Question

What is polarization by reflection and Brewster’s law?

Answer 1

Hint: In order to solve this question we will first know what polarization and polarization by reflection means, what is the statement of Brewster’s law and we will derive Brewster's law.

Complete step by step solution:
A wave's polarisation is the direction in which it vibrates (or oscillates). One polarisation is up and down, another is side-to-side, and then there's the diagonal in between.
Polarization by reflection occurs when light is bounced off a reflective or mirrored surface, causing the light to be polarised as it travels away from the surface. When light strikes a surface, some of it will be refracted, bending and passing through the object, while others will be mirrored, bouncing away from it.
Light polarised in the direction of reflection, in the same plane as the incident and reflected rays, is more likely to be refracted, whereas light polarised at 90 degrees to this plane is more likely to be reflected.
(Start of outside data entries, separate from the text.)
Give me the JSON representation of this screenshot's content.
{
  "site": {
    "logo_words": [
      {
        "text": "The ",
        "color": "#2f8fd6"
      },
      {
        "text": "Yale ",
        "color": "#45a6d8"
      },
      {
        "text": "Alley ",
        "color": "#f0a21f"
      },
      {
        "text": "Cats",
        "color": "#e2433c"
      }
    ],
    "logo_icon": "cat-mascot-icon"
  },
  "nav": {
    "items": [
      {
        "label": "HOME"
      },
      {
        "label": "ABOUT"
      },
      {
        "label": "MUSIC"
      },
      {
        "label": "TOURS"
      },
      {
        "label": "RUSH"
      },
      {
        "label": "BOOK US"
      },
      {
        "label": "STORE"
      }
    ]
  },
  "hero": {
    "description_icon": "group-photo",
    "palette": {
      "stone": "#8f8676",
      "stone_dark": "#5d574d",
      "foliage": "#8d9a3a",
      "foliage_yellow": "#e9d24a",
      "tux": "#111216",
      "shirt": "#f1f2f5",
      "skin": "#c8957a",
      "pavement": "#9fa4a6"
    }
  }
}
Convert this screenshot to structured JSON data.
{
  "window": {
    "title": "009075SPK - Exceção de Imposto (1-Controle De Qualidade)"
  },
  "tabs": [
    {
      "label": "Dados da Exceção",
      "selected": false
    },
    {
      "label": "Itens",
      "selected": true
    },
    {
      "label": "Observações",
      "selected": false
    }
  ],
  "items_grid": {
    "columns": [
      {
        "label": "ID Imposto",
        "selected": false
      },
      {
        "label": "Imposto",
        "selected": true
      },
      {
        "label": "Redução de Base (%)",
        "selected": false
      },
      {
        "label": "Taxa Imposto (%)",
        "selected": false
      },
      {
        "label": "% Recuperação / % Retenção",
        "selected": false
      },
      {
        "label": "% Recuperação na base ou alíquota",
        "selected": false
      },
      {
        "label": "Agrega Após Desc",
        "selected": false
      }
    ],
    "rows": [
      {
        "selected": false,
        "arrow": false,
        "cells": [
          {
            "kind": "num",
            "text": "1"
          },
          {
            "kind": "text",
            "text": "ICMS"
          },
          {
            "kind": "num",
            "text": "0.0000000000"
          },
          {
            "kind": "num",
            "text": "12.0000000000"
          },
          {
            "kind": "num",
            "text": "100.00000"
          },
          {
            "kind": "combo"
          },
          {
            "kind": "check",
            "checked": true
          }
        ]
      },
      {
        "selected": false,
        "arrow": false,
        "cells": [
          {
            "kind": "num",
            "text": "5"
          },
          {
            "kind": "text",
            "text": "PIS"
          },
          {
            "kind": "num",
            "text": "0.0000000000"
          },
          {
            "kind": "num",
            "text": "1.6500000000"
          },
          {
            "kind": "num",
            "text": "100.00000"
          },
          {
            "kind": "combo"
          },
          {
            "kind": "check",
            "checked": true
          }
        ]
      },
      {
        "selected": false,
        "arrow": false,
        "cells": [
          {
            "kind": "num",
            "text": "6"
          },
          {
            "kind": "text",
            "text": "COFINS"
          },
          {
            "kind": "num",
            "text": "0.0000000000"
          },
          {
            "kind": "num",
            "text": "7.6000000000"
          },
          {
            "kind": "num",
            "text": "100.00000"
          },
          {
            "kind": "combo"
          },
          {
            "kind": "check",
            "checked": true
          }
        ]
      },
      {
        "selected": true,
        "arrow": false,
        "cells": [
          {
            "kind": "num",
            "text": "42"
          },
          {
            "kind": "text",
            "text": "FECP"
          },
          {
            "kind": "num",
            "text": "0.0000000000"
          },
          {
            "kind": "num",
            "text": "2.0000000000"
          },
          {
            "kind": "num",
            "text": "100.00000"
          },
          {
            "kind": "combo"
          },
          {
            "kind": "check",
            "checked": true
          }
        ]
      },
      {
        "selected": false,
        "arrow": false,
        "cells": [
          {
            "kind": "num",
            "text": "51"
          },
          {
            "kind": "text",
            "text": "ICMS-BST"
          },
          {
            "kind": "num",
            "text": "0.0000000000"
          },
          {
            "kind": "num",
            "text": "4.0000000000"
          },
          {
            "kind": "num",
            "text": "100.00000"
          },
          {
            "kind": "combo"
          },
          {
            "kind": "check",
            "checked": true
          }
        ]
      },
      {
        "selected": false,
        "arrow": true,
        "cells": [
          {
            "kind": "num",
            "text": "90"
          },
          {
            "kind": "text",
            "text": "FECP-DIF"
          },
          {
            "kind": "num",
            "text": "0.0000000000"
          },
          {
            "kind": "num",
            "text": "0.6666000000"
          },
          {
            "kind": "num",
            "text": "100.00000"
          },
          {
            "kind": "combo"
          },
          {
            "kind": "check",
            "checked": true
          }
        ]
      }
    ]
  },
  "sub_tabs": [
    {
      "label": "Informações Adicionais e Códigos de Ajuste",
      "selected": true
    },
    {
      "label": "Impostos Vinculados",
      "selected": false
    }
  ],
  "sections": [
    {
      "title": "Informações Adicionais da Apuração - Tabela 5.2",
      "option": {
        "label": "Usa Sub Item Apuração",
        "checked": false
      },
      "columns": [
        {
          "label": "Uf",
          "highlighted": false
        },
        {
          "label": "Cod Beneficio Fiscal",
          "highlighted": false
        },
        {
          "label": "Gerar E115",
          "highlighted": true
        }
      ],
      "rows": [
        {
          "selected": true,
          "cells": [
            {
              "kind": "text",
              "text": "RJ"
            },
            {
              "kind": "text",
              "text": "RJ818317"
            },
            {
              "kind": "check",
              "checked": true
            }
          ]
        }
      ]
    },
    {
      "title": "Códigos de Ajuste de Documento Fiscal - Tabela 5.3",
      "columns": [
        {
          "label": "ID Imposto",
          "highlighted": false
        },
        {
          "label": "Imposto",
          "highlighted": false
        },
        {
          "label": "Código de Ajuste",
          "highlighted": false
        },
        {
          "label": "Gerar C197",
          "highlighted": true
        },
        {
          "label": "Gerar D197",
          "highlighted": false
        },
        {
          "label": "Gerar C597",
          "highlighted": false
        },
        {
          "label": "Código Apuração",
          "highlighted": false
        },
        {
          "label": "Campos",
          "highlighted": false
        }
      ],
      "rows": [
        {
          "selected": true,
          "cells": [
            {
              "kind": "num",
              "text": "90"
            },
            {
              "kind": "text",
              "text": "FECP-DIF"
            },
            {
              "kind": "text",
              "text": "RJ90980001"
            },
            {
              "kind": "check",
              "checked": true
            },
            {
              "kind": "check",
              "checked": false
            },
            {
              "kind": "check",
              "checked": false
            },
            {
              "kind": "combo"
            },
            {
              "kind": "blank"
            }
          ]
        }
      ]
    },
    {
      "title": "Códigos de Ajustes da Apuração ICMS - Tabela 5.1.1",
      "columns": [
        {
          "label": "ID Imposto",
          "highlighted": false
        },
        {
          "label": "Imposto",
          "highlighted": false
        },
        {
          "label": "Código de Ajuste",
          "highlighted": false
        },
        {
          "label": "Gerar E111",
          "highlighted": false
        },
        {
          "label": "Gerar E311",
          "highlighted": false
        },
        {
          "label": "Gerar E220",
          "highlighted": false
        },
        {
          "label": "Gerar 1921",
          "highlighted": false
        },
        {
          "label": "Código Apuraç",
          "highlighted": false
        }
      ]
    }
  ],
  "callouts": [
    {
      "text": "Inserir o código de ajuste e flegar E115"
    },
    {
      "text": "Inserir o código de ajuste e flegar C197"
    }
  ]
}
This means the polarised light is light that bounces off surfaces and reaches your eyes.
We know from Ray optics that when a light is incident on the surface of a transparent medium with a refractive index of ($\mu $), some light is reflected and some is refracted; we also know from Snell's law that as the incident angle increases, the angle of refraction increases; and we know from the law of reflection that as the incident angle increases, the angle of refraction increases as well.
Angle of incidence is equivalent to angle of reflection
When angle of incident, ${{\theta }_{i}}={{\theta }_{p}}$
When the reflected and refracted rays are perpendicular to each other, the reflected light is fully plane polarised, and this angle (${{\theta }_{p}}$) is referred to as the angle of polarisation.
Brewster’s Law statement is given as:
The reflected and refracted rays would be perpendicular to each other when the incident angle equals the polarisation angle.
From Snell’s law
$\mu =\dfrac{\sin i}{\sin r}=\dfrac{\sin {{\theta }_{p}}}{\sin {{\theta }_{r}}}$
Where, $\mu $ is the refractive index of the medium,
${{\theta }_{i}}$ is the angle of incidence and
${{\theta }_{p}}$ is the angle of polarization.
Since reflected ray perpendicular to refracted ray $90{}^\circ +{{a}_{p}}+{{a}_{r}}=180{}^\circ $
Therefore, ${{\theta }_{r}}=90{}^\circ -{{\theta }_{p}}$. So, $\mu =\dfrac{\sin {{\theta }_{p}}}{\sin \left( 90{}^\circ -{{\theta }_{p}} \right)}=\dfrac{\sin {{\theta }_{p}}}{\cos {{\theta }_{p}}}=\tan {{\theta }_{p}}$ is known as Brewster’s Law.

Note:
Polarized sunglasses are a popular example of Brewster's law in action. Brewster's angle is used in the design of these glasses. Polarized glasses minimize glare reflected directly from the sun as well as from horizontal surfaces such as the road and water.